AAA GCV Powerlist 2017: Simon Cant

GCV Powerlist 2017: Simon Cant

Australia-based venture capital firm Reinventure is attempting to apply the “most functional” corporate venturing model to its relationship with its sponsor, financial services firm Westpac, according to co-founders Simon Cant and Danny Gilligan.

Reinventure was founded in 2013 using a model in which it works with a single corporate limited partner with a view to investing independently in startups operating in adjacent or potentially disruptive sectors, and it found a suitable backer in Westpac.

Gilligan said: “Simon and I have both worked in industries, both with venture capital and corporates, around innovation and navigating disruption, and also with startups.

“We have basically seen every kind of sin a corporate VC has committed, and we felt slightly frustrated that corporate VC was not more functional. We felt there was a very big opportunity, particularly in markets outside the US, for corporate VC to take more of a leadership position in developing new business models in those markets. So we sat down and designed what we thought would be the most functional corporate venture mode, structure and strategy based on all that experience, and then we proposed that model to a handful of companies, one of which was Westpac.

“They had a visionary CEO who got the proposition we were talking about, which was quite a challenging proposition to pitch to him at the time, in 2013 before fintech was really a word, to say: ‘You are going to be disrupted and all your natural instincts for how you want to respond to that will not work. And as part of a portfolio of responses to disruption you should have an arm’s-length venture capital fund that invests in minority stakes in the companies trying to disrupt you – and you should actively help those companies.’ ”

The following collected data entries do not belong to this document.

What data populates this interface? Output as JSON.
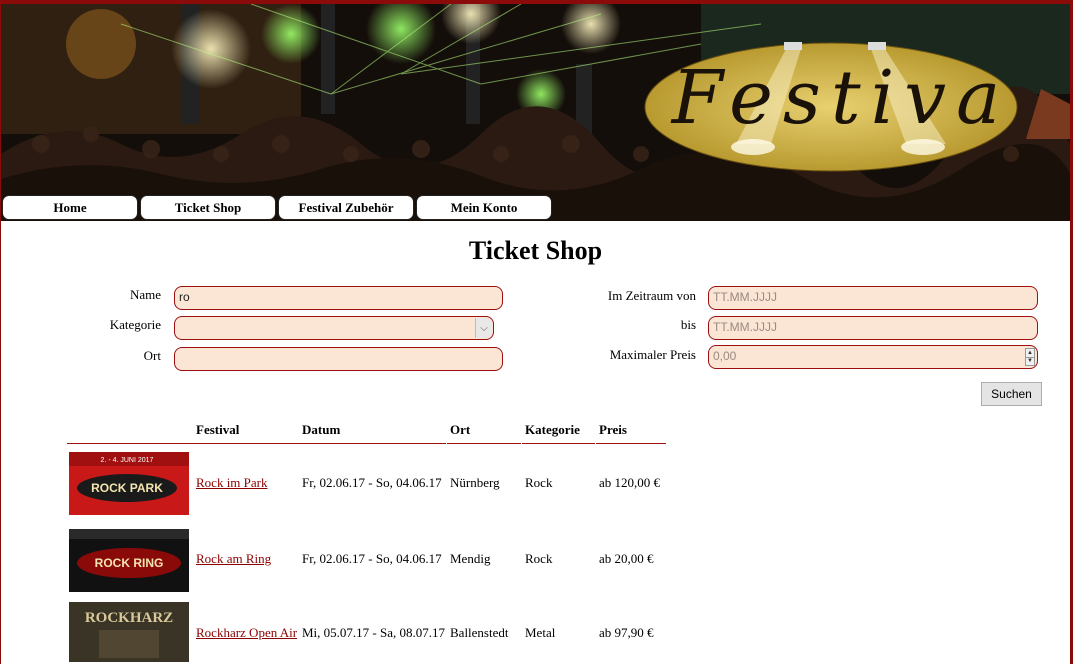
{
  "logo": {
    "text": "Festiva"
  },
  "nav": {
    "items": [
      {
        "label": "Home"
      },
      {
        "label": "Ticket Shop"
      },
      {
        "label": "Festival Zubehör"
      },
      {
        "label": "Mein Konto"
      }
    ]
  },
  "page": {
    "title": "Ticket Shop"
  },
  "search": {
    "name_label": "Name",
    "name_value": "ro",
    "category_label": "Kategorie",
    "category_value": "",
    "location_label": "Ort",
    "location_value": "",
    "date_from_label": "Im Zeitraum von",
    "date_from_placeholder": "TT.MM.JJJJ",
    "date_to_label": "bis",
    "date_to_placeholder": "TT.MM.JJJJ",
    "max_price_label": "Maximaler Preis",
    "max_price_value": "0,00",
    "submit_label": "Suchen"
  },
  "table": {
    "headers": [
      "Festival",
      "Datum",
      "Ort",
      "Kategorie",
      "Preis"
    ],
    "rows": [
      {
        "thumb_text": "ROCK PARK",
        "thumb_top": "2. - 4. JUNI 2017",
        "festival": "Rock im Park",
        "date": "Fr, 02.06.17 - So, 04.06.17",
        "location": "Nürnberg",
        "category": "Rock",
        "price": "ab 120,00 €"
      },
      {
        "thumb_text": "ROCK RING",
        "thumb_top": "",
        "festival": "Rock am Ring",
        "date": "Fr, 02.06.17 - So, 04.06.17",
        "location": "Mendig",
        "category": "Rock",
        "price": "ab 20,00 €"
      },
      {
        "thumb_text": "ROCKHARZ",
        "thumb_top": "",
        "festival": "Rockharz Open Air",
        "date": "Mi, 05.07.17 - Sa, 08.07.17",
        "location": "Ballenstedt",
        "category": "Metal",
        "price": "ab 97,90 €"
      }
    ]
  },
  "colors": {
    "accent": "#9c1010",
    "field_bg": "#fbe6d6",
    "frame": "#8b0a0a"
  }
}
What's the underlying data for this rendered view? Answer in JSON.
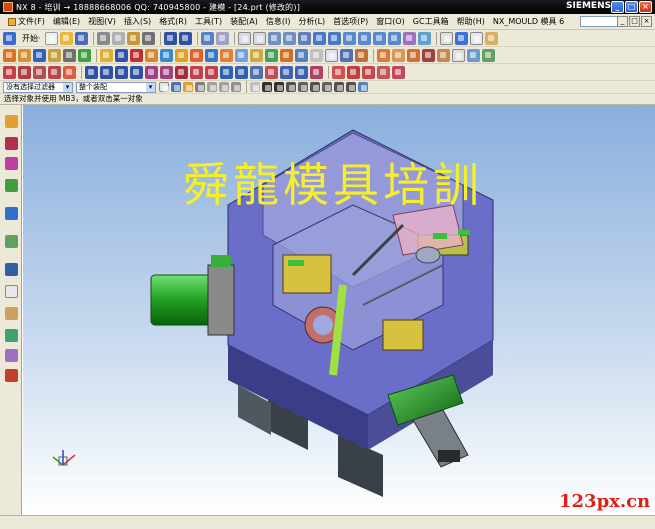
{
  "window": {
    "title": "NX 8 - 培训 → 18888668006 QQ: 740945800 - 建模 - [24.prt (修改的)]",
    "brand": "SIEMENS",
    "buttons": [
      "_",
      "□",
      "×"
    ]
  },
  "menubar": {
    "items": [
      "文件(F)",
      "编辑(E)",
      "视图(V)",
      "插入(S)",
      "格式(R)",
      "工具(T)",
      "装配(A)",
      "信息(I)",
      "分析(L)",
      "首选项(P)",
      "窗口(O)",
      "GC工具箱",
      "帮助(H)",
      "NX_MOULD 模具 6"
    ],
    "mdi_buttons": [
      "_",
      "□",
      "×"
    ]
  },
  "toolbar": {
    "start_label": "开始·",
    "filter_combo": "没有选择过滤器",
    "scope_combo": "整个装配"
  },
  "status": {
    "prompt": "选择对象并使用 MB3，或者双击某一对象"
  },
  "viewport": {
    "watermark": "舜龍模具培訓",
    "site_mark": "123px.cn",
    "background_top": "#8aaedd",
    "background_bottom": "#ffffff",
    "model_color": "#6a6ec8",
    "cylinder_color": "#2aa82a",
    "watermark_color": "#f5ef2a",
    "site_mark_color": "#e02018"
  }
}
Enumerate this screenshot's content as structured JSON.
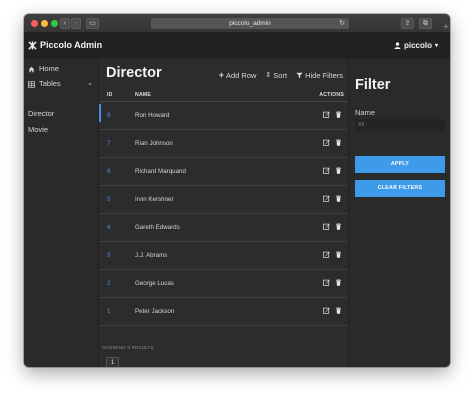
{
  "browser": {
    "url": "piccolo_admin",
    "new_tab_icon": "plus-icon"
  },
  "app": {
    "brand": "Piccolo Admin",
    "user": "piccolo"
  },
  "sidebar": {
    "items": [
      {
        "label": "Home",
        "icon": "home-icon"
      },
      {
        "label": "Tables",
        "icon": "table-icon"
      },
      {
        "label": "Director"
      },
      {
        "label": "Movie"
      }
    ]
  },
  "main": {
    "title": "Director",
    "toolbar": {
      "add_row": "Add Row",
      "sort": "Sort",
      "hide_filters": "Hide Filters"
    },
    "columns": {
      "id": "ID",
      "name": "NAME",
      "actions": "ACTIONS"
    },
    "rows": [
      {
        "id": "8",
        "name": "Ron Howard"
      },
      {
        "id": "7",
        "name": "Rian Johnson"
      },
      {
        "id": "6",
        "name": "Richard Marquand"
      },
      {
        "id": "5",
        "name": "Irvin Kershner"
      },
      {
        "id": "4",
        "name": "Gareth Edwards"
      },
      {
        "id": "3",
        "name": "J.J. Abrams"
      },
      {
        "id": "2",
        "name": "George Lucas"
      },
      {
        "id": "1",
        "name": "Peter Jackson"
      }
    ],
    "showing": "SHOWING 8 RESULTS",
    "page": "1"
  },
  "filter": {
    "title": "Filter",
    "name_label": "Name",
    "name_placeholder": "All",
    "apply": "APPLY",
    "clear": "CLEAR FILTERS"
  },
  "colors": {
    "accent": "#4a90e2",
    "button": "#3d9be9",
    "background": "#2c2c2c",
    "topbar": "#222222"
  }
}
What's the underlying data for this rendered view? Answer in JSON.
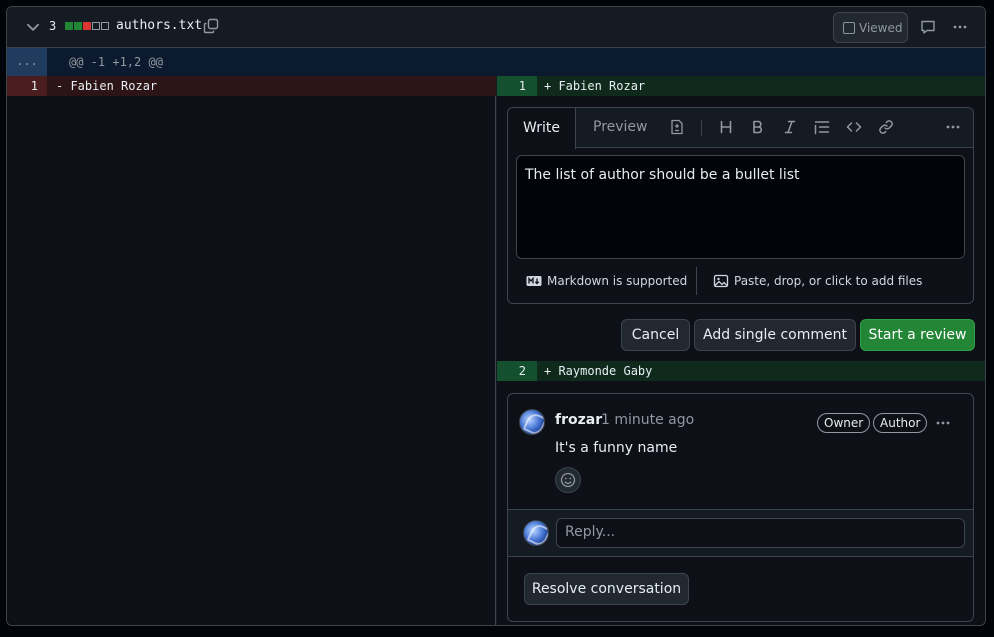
{
  "file": {
    "name": "authors.txt",
    "changes": "3",
    "diffstat_colors": [
      "#238636",
      "#238636",
      "#da3633",
      "#151b23",
      "#151b23"
    ],
    "viewed_label": "Viewed"
  },
  "hunk": {
    "expand": "...",
    "header": "@@ -1 +1,2 @@"
  },
  "left": {
    "lines": [
      {
        "num": "1",
        "code": "- Fabien Rozar"
      }
    ]
  },
  "right": {
    "lines": [
      {
        "num": "1",
        "code": "+ Fabien Rozar"
      },
      {
        "num": "2",
        "code": "+ Raymonde Gaby"
      }
    ]
  },
  "editor": {
    "tab_write": "Write",
    "tab_preview": "Preview",
    "text": "The list of author should be a bullet list",
    "markdown_note": "Markdown is supported",
    "attach_note": "Paste, drop, or click to add files"
  },
  "actions": {
    "cancel": "Cancel",
    "add_single": "Add single comment",
    "start_review": "Start a review"
  },
  "comment": {
    "author": "frozar",
    "time": "1 minute ago",
    "badges": [
      "Owner",
      "Author"
    ],
    "body": "It's a funny name",
    "reply_placeholder": "Reply...",
    "resolve": "Resolve conversation"
  }
}
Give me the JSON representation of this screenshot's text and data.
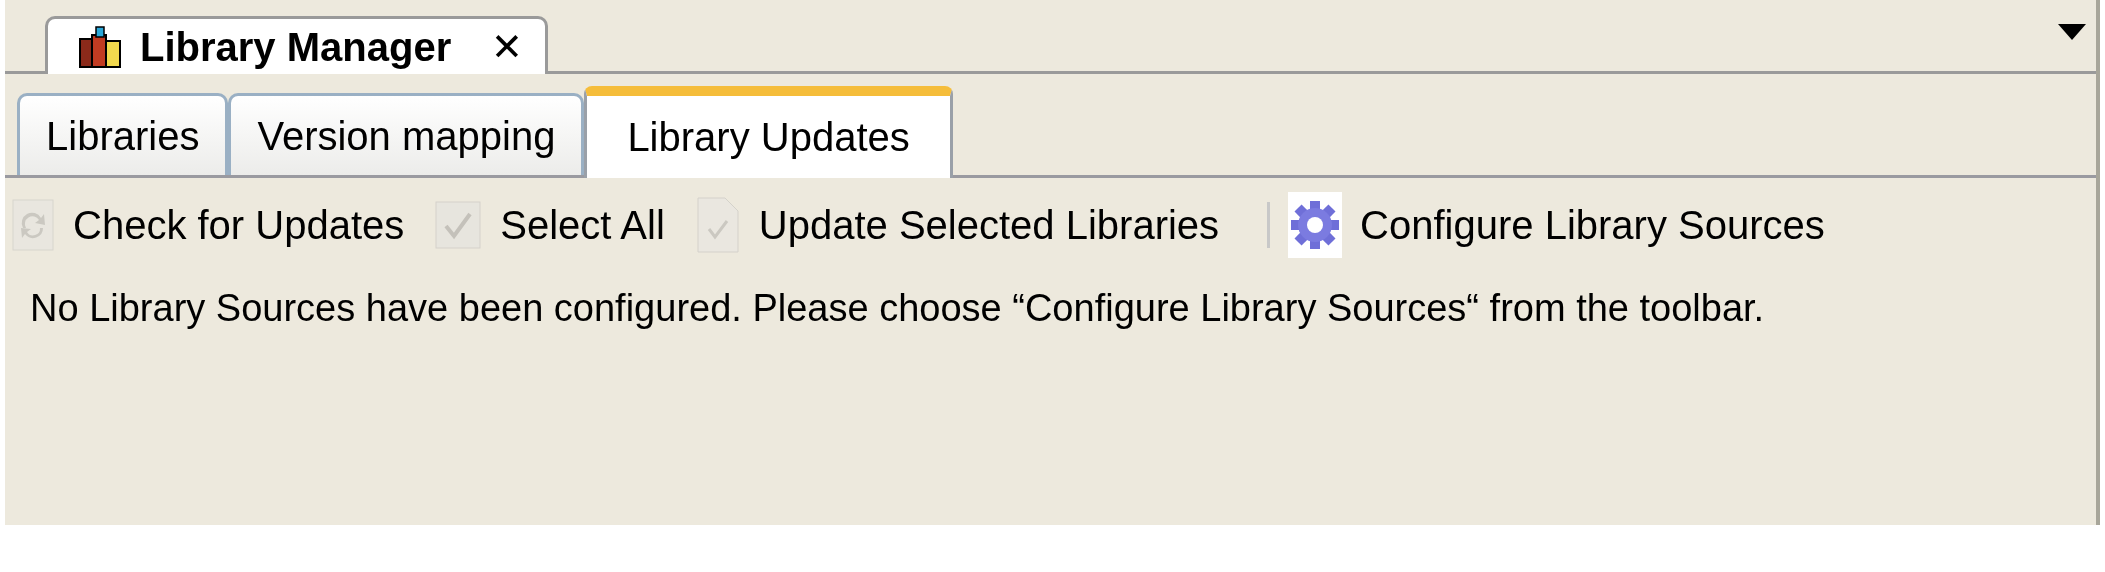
{
  "document_tab": {
    "title": "Library Manager",
    "close": "✕"
  },
  "tabs": [
    {
      "label": "Libraries",
      "selected": false
    },
    {
      "label": "Version mapping",
      "selected": false
    },
    {
      "label": "Library Updates",
      "selected": true
    }
  ],
  "toolbar": [
    {
      "kind": "refresh",
      "label": "Check for Updates",
      "disabled": true
    },
    {
      "kind": "check",
      "label": "Select All",
      "disabled": true
    },
    {
      "kind": "document",
      "label": "Update Selected Libraries",
      "disabled": true
    },
    {
      "kind": "separator"
    },
    {
      "kind": "gear",
      "label": "Configure Library Sources",
      "disabled": false
    }
  ],
  "message": "No Library Sources have been configured. Please choose “Configure Library Sources“ from the toolbar."
}
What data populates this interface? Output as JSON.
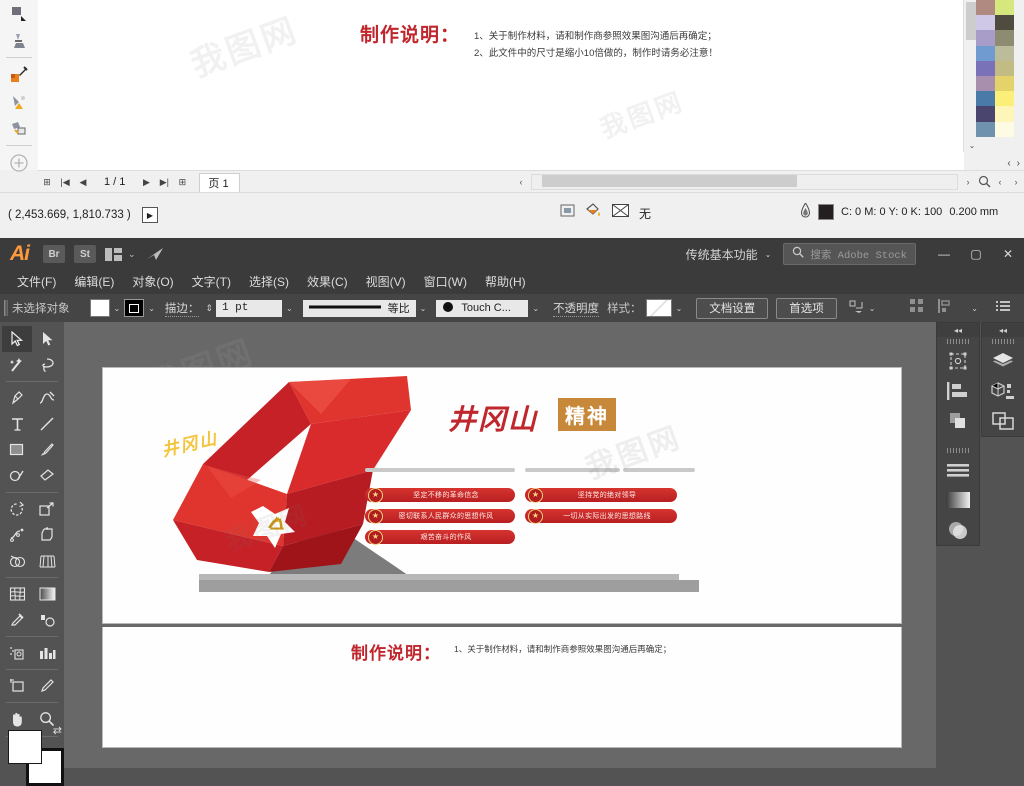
{
  "corel": {
    "toolbox": [
      {
        "name": "shadow-tool",
        "label": "阴影工具"
      },
      {
        "name": "transparency-tool",
        "label": "透明度工具"
      },
      {
        "name": "color-eyedropper-tool",
        "label": "颜色滴管工具"
      },
      {
        "name": "interactive-fill-tool",
        "label": "交互式填充工具"
      },
      {
        "name": "smart-fill-tool",
        "label": "智能填充工具"
      },
      {
        "name": "add-tool-icon",
        "label": "添加工具"
      }
    ],
    "document_note": {
      "title": "制作说明：",
      "line1": "1、关于制作材料，请和制作商参照效果图沟通后再确定；",
      "line2": "2、此文件中的尺寸是缩小10倍做的，制作时请务必注意！"
    },
    "page_nav": {
      "add_page_start": "add-page-icon",
      "first": "first-page-icon",
      "prev": "prev-page-icon",
      "counter": "1 / 1",
      "next": "next-page-icon",
      "last": "last-page-icon",
      "add_page_end": "add-page-icon",
      "tab_label": "页 1"
    },
    "status": {
      "coords": "( 2,453.669, 1,810.733 )",
      "coords_button": "expand-coords-icon",
      "fill_none_label": "无",
      "outline_color": "C: 0 M: 0 Y: 0 K: 100",
      "outline_width": "0.200 mm",
      "outline_swatch_hex": "#231f20"
    },
    "palette": {
      "col1": [
        "#b08a80",
        "#cfc8e6",
        "#a89cc8",
        "#6f9bd1",
        "#7a72b8",
        "#a98fae",
        "#4a7aa8",
        "#49456e",
        "#6f92ae"
      ],
      "col2": [
        "#d6e87d",
        "#4f4b3e",
        "#8d8c72",
        "#bdbc9a",
        "#c2bb84",
        "#e3d36a",
        "#fbef7a",
        "#fdf6b8",
        "#fdfbe4"
      ]
    }
  },
  "ai": {
    "title_bar": {
      "logo": "Ai",
      "bridge": "Br",
      "stock": "St",
      "arrange_icon": "arrange-documents-icon",
      "chevron": "chevron-down-icon",
      "cc_icon": "creative-cloud-icon",
      "workspace": "传统基本功能",
      "search_placeholder": "搜索 Adobe Stock",
      "minimize": "—",
      "maximize": "▢",
      "close": "✕"
    },
    "menus": [
      "文件(F)",
      "编辑(E)",
      "对象(O)",
      "文字(T)",
      "选择(S)",
      "效果(C)",
      "视图(V)",
      "窗口(W)",
      "帮助(H)"
    ],
    "control_bar": {
      "selection_label": "未选择对象",
      "fill_swatch_hex": "#ffffff",
      "stroke_label": "描边：",
      "stroke_weight": "1 pt",
      "stroke_profile": "等比",
      "brush_label": "Touch C...",
      "opacity_label": "不透明度",
      "style_label": "样式：",
      "document_setup": "文档设置",
      "preferences": "首选项",
      "align_icon": "align-icon",
      "transform_icon": "transform-icon",
      "menu_icon": "panel-menu-icon"
    },
    "tools": [
      {
        "name": "selection-tool",
        "selected": true
      },
      {
        "name": "direct-selection-tool",
        "selected": false
      },
      {
        "name": "magic-wand-tool",
        "selected": false
      },
      {
        "name": "lasso-tool",
        "selected": false
      },
      {
        "name": "pen-tool",
        "selected": false
      },
      {
        "name": "curvature-tool",
        "selected": false
      },
      {
        "name": "type-tool",
        "selected": false
      },
      {
        "name": "line-segment-tool",
        "selected": false
      },
      {
        "name": "rectangle-tool",
        "selected": false
      },
      {
        "name": "paintbrush-tool",
        "selected": false
      },
      {
        "name": "shaper-tool",
        "selected": false
      },
      {
        "name": "eraser-tool",
        "selected": false
      },
      {
        "name": "rotate-tool",
        "selected": false
      },
      {
        "name": "scale-tool",
        "selected": false
      },
      {
        "name": "width-tool",
        "selected": false
      },
      {
        "name": "free-transform-tool",
        "selected": false
      },
      {
        "name": "shape-builder-tool",
        "selected": false
      },
      {
        "name": "perspective-grid-tool",
        "selected": false
      },
      {
        "name": "mesh-tool",
        "selected": false
      },
      {
        "name": "gradient-tool",
        "selected": false
      },
      {
        "name": "eyedropper-tool",
        "selected": false
      },
      {
        "name": "blend-tool",
        "selected": false
      },
      {
        "name": "symbol-sprayer-tool",
        "selected": false
      },
      {
        "name": "column-graph-tool",
        "selected": false
      },
      {
        "name": "artboard-tool",
        "selected": false
      },
      {
        "name": "slice-tool",
        "selected": false
      },
      {
        "name": "hand-tool",
        "selected": false
      },
      {
        "name": "zoom-tool",
        "selected": false
      }
    ],
    "fill_stroke": {
      "fill_hex": "#ffffff",
      "stroke_hex": "#000000",
      "swap_icon": "swap-fill-stroke-icon"
    },
    "panels_left": [
      "transform-panel-icon",
      "align-panel-icon",
      "pathfinder-panel-icon",
      "stroke-panel-icon",
      "gradient-panel-icon",
      "transparency-panel-icon"
    ],
    "panels_right": [
      "layers-panel-icon",
      "symbols-panel-icon",
      "artboards-panel-icon"
    ],
    "artwork": {
      "gold_text": "井冈山",
      "title_text": "井冈山",
      "badge_text": "精神",
      "pills_left": [
        "坚定不移的革命信念",
        "密切联系人民群众的思想作风",
        "艰苦奋斗的作风"
      ],
      "pills_right": [
        "坚持党的绝对领导",
        "一切从实际出发的思想路线"
      ],
      "star_glyph": "★",
      "emblem": "party-emblem-icon"
    },
    "note_bottom": {
      "title": "制作说明：",
      "line1": "1、关于制作材料，请和制作商参照效果图沟通后再确定；"
    }
  },
  "watermark": "我图网"
}
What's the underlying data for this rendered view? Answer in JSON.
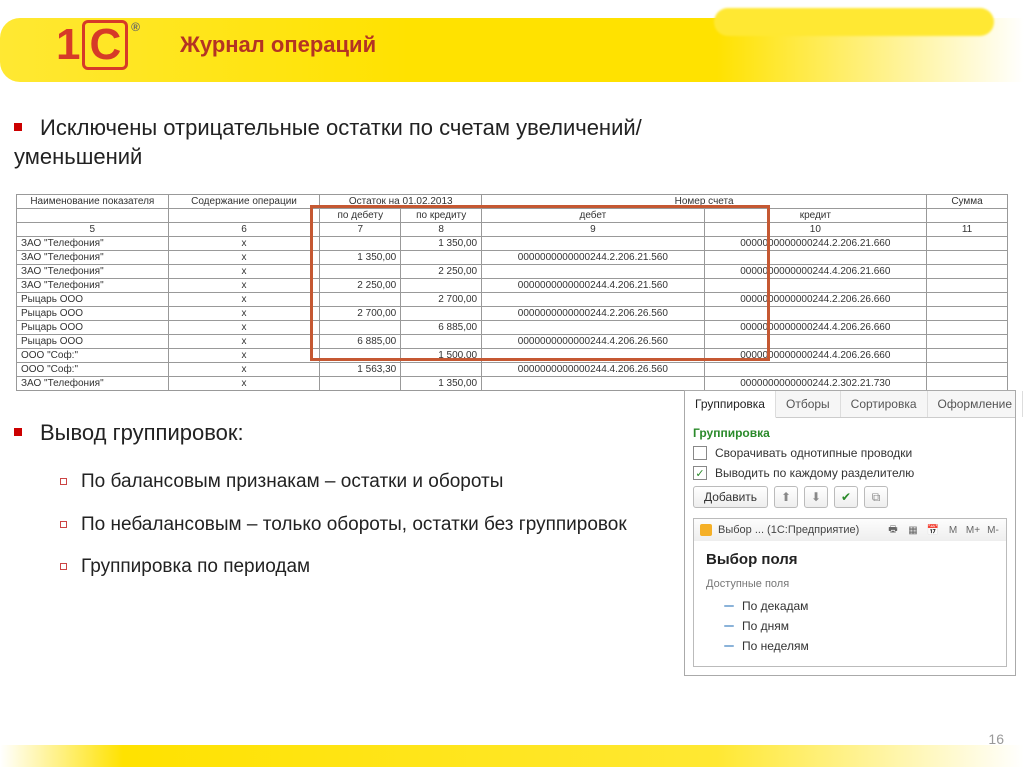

Reinventure was structured as an independent firm because, as Gilligan and Cant explained, corporates often find it difficult to bring themselves to fund and encourage technologies that would disrupt their core business, and an independent fund removes that obstacle. Westpac provided Reinventure with an initial A$50m ($38m) before the firm closed a A$50m second fund last August that Gilligan and Cant said was 99% funded by the bank. It has already made four new investments, including Doshii, Fillr and Hyper Anna.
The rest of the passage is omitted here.